Member of the Jammu and Kashmir Legislative Council
- In office 11 April 2004 – 31 December 2008
- Constituency: Sangrama (District Baramulla)

Member of the Jammu and Kashmir Legislative Assembly
- In office 2009–2018
- Preceded by: Shoaib Nabi Lone
- Succeeded by: Constituency abolished
- Constituency: Sangrama

Minister for Law, Justice, Parliamentary affairs, Relief and Rehabilitation in Government of Jammu and Kashmir
- In office 1 March 2015 – 7 January 2016

Minister for Revenue, Relief and Rehabilitation in Government of Jammu and Kashmir
- In office 5 April 2016 – 17 February 2017

Minister for Horticulture in Government of Jammu and Kashmir
- In office 21 February 2017 – 30 April 2018

Minister for Horticulture, Law, Justice and Parliamentary affairs Government of Jammu and Kashmir
- In office 1 May 2018 – 19 June 2018

Personal details
- Born: 17 September 1962 (age 63) Anantnag Jammu and Kashmir
- Spouse: Fozia Bukhari ​(m. 1999)​
- Children: Alan Bukhari(daughter) and Alyaan Bukhari(son)
- Education: BA, PG Diploma in Tour and Travel management, Import Export management
- Alma mater: University of Kashmir

= Syed Basharat Ahmed Bukhari =

Former Law Minister of Jammu and Kashmir

Syed Basharat Ahmad Bukhari (born 17 September 1962) is a broadcaster, poet and Former Cabinet Minister from Jammu and Kashmir, who has served as both a Member of the Legislative Council (MLC) and a Member of the Legislative Assembly (MLA) from the erstwhile Sangrama constituency.He has served as a minister holding key portfolios in the Government of Jammu and Kashmir, including Minister for Law, Justice, Parliamentary Affairs, Revenue, and Disaster Management, Relief, Rehabilitation and Reconstruction.

== Early life and education ==
Bukhari is from Kreeri, Baramulla district, Jammu and Kashmir.
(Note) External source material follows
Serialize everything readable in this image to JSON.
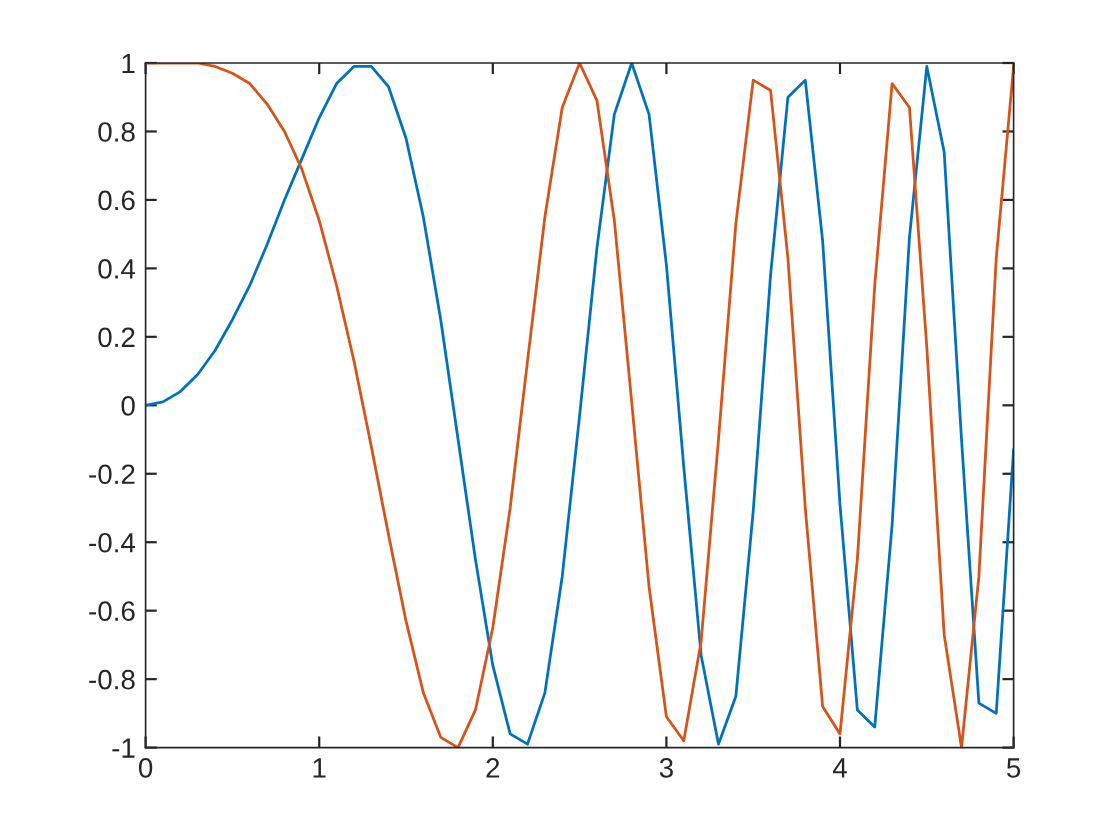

He is the son of Syed Rafi Ud din Bukhari. His wife is a teacher. He completed his B.A. in 1986 at a college affiliated with Kashmir University.

== Career ==

Syed Basharat Ahmad Bukhari began his public career as a broadcaster at All India Radio Kashmir, gaining immense popularity due to his powerful and deep voice and the social service he provided through his programs. His widespread recognition as a broadcaster prompted Mufti Mohammad Sayeed, the then Chief Minister, to personally encourage him to join politics. Bukhari emerged as a prominent political figure from Sangrama in Baramulla district and went on to serve in both houses of the erstwhile state legislature.
He was elected as a Member of the Legislative Council (MLC) in 2004 and served until 2008, when he won his first election as a Member of the Legislative Assembly (MLA) from the now defunct Sangrama Assembly constituency, representing the Jammu and Kashmir Peoples Democratic Party (PDP). He was re-elected as MLA from the same constituency in 2014, securing 12,127 votes and defeating Shuib Nabi Lone of the Indian National Congress by a margin of 1,754 votes.
During his tenure in government, Bukhari served as a cabinet minister in the Government of Jammu and Kashmir, holding key portfolios including Law, Justice, Parliamentary Affairs, Revenue, Horticulture, and Disaster Management, Relief, Rehabilitation and Reconstruction. In these roles, he was involved in legislative business, governance, and post-disaster relief and reconstruction efforts in the erstwhile state. In the 2024 Jammu and Kashmir Legislative Assembly election he lost from Wagoora-Kreeri.